Başlıkta saydığımız kuruluşlara güvenebilir miyiz? Bize göre güvenemeyiz çünkü bu birliktelikler hiçbir zaman Müslümanların ya da Türkiye’nin lehine bir karar almadılar.
Somut durumda bile, sözleşmeyle sabit olduğu halde, parası ödenmiş anlaşmalara rağmen bize karşı gereğini yapmayanlar sadece “Söz verdik.” diye yaparlar mı?
Yapmazlar emin olun yapmazlar. Geçmişte bir sürü tecrübe edilmiş olay var. Ne BM ne AB ne de NATO iş bize gelince, bizim lehimize hiçbir şey yapmazlar.
Batı insan haklarını savunur gibi görünür fakat kara kıtayı sömürüp insanların açlıktan ölmesini önemsemez. Emek ve kan sömürücülüğü yaparak refah sürerler. Yaptıkları soykırımlar ortadayken adalet, demokrasi ve insan hakları savunucusu gibi davranırken yüzleri bile kızarmaz.
Bunların neyine güveneceğiz?
Lozan’da Musul meselesi karara bağlanamayınca çözümü o zamanki adıyla Milletler Cemiyeti’ne havale etmişler. Peki sonra ne olmuş? Musul ve Kerkük Misak-ı Milli’de olmasına rağmen İngiltere güdümündeki Irak’a bırakılmış.
Filistin’de yaptığı zulümler ve toprak gaspları nedeniyle BM’de İsrail aleyhine defalarca karar alınmış ama hiçbir yaptırım uygulanmamış.
“Bir NATO üyesine yapılmış saldırı bütün üyelere yapılmış gibidir.” maddesi gereği 11 Eylül saldırısı gerekçe gösterilerek bütün NATO üyesi ülkeler seferber edilmiş ve Afganistan ile Irak işgal edilmişti.
Peki yıllardır NATO üyesi Türkiye’yi tehdit eden ve on binlerce vatan evladımızın şehit olmasına sebep olan PKK ve türevleri terör örgütlerine karşı ne yapılmış? Hiçbir şey yapılmadığı gibi teröristleri kollayıp gözettiler bile.
Daha dün gibi Bosna da soykırım yapılırken bu kuruluşlar neredeydi? Hiç müdahale etmediler fakat ne zaman Mücahitler cepheleri birer birer kazanmaya başladı hemen müdahale edip Dayton Anlaşmasını dayattılar.
Türkiye, AB’ye girmek için 62 yıldır uğraş veriyor. Elde ne var? Koca bir sıfır. Türkiye için, “Kapıya bağlayalım ne gidebilsin ne de içeri girebilsin.” bile demediler mi?

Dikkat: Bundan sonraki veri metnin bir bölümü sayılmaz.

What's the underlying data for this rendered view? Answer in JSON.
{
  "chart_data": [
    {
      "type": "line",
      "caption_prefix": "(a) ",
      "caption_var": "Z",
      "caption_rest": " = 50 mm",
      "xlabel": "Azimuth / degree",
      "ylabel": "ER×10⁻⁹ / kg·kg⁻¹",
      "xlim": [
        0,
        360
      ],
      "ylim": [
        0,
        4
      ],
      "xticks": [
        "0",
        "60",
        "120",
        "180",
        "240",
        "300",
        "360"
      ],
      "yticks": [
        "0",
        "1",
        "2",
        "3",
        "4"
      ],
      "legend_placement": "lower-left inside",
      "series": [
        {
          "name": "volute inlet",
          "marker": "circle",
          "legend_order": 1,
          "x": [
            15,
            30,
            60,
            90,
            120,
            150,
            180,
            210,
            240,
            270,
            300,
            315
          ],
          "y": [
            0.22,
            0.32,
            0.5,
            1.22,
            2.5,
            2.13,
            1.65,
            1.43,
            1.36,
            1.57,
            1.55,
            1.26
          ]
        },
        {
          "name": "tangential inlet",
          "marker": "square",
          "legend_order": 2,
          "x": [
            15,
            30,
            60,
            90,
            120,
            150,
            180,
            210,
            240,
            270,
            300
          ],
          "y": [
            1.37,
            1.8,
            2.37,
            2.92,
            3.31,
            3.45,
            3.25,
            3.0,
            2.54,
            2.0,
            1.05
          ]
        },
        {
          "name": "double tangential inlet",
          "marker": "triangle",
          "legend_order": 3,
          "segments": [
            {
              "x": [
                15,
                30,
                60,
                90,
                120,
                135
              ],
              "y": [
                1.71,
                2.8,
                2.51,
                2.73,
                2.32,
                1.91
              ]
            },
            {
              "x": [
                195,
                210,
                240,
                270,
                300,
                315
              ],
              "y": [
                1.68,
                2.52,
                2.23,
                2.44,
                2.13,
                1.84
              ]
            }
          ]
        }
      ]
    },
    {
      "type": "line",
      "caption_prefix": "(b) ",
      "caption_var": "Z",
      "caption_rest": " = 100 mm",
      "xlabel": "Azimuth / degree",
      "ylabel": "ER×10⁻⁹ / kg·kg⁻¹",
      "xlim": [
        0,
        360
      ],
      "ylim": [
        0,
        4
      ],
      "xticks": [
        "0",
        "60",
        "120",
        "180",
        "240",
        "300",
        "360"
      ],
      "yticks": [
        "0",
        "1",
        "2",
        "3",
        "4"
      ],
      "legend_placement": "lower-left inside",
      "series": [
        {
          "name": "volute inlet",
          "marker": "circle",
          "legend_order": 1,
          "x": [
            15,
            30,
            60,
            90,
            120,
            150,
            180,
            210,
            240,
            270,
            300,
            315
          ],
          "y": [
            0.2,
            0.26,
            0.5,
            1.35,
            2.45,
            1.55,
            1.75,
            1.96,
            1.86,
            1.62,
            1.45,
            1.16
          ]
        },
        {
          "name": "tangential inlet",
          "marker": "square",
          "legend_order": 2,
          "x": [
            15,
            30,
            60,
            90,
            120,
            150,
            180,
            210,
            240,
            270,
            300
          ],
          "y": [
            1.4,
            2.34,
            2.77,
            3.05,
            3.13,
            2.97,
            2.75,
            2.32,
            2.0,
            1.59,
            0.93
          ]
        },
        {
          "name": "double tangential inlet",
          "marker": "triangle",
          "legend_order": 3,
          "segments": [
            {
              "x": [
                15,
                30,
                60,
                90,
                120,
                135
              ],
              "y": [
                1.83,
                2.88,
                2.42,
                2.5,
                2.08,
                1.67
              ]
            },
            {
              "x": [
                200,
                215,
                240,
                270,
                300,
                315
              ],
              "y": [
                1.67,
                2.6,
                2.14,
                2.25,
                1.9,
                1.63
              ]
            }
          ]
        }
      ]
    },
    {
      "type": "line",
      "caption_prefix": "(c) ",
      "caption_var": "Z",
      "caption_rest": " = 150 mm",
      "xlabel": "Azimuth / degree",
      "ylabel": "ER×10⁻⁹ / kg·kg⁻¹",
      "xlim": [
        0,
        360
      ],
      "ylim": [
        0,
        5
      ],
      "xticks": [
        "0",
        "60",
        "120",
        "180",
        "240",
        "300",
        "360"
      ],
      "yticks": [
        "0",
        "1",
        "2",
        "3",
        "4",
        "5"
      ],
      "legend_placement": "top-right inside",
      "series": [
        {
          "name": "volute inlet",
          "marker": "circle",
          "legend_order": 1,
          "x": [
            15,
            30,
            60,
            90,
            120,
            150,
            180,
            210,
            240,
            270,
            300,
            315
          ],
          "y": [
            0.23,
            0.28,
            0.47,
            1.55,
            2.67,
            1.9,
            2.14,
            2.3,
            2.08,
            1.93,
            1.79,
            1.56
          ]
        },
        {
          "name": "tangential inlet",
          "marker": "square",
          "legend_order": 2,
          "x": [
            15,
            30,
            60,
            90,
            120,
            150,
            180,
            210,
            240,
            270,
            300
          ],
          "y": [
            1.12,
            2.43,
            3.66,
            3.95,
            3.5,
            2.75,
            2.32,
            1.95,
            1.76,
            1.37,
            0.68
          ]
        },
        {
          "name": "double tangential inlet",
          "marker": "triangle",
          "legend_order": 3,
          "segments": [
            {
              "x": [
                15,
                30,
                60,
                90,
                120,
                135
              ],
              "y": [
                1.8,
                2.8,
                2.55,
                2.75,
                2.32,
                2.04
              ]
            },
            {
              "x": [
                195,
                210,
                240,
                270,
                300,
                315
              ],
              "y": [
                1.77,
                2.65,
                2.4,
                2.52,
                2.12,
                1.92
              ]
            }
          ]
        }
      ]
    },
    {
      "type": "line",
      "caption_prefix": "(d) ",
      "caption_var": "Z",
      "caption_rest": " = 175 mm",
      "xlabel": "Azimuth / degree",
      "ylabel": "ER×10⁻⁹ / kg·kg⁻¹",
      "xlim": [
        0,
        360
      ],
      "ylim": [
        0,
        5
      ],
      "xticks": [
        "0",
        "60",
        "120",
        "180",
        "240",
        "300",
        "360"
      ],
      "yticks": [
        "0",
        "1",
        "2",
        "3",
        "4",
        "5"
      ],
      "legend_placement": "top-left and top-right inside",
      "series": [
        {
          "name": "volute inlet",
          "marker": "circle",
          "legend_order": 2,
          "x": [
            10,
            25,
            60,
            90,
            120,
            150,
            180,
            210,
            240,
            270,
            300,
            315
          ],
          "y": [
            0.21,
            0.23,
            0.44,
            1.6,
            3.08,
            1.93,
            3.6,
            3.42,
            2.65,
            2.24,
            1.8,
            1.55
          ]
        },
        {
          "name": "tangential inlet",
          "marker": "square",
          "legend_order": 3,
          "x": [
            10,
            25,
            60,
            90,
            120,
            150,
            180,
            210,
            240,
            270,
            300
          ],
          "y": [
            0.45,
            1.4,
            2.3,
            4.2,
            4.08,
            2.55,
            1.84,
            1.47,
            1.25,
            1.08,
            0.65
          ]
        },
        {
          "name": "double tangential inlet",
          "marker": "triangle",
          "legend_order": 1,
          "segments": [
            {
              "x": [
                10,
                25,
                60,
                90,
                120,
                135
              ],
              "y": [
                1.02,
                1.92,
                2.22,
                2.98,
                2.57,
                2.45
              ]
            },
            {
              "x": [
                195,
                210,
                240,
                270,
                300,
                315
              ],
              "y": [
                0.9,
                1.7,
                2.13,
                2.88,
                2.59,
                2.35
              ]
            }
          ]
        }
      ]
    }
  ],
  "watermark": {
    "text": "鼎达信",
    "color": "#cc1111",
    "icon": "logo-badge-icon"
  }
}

Şimdi İsveç bizim Avrupa Birliğine girişimize “Evet” diyecekmiş. Ne büyük bir lütuf değil mi? Bu birliği biraz bilen AB’nin asıl gücünün Fransa ve Almanya olduğunu, diğer ülkelerin sözünün bir hükmünün olmadığını bilir.
İslam ve Türkiye düşmanı faaliyetleri aleni destekleyen İsveç, NATO’ya girince bu tavrından vaz mı geçecek?
İsveç’in NATO’ya alınmasına Cumhurbaşkanımız onay vermiş ve meclise havale etmiş. Başta ABD’liler olmak üzere Batılılar başarımızı yere göğe sığdıramıyor! Ne aldık, ne verdik? Bize uzak bilemiyoruz. Bunu zaman gösterecek fakat bildiğimiz bir şey var o da bu işte bizi övüyorlarsa kesinlikle onlar kazançlıdır ve biz kaybetmişizdir!
Biz çok üretmeliyiz ki güçlü olabilelim. Güçlü olalım ki dik durabilelim. Yoksa bu cari açık, bu ekonomi ile ne dik durabilir ne de aynısı ile mukabele edebiliriz ve maalesef rakiplerimizin yalancı övgüsüyle övünür dururuz.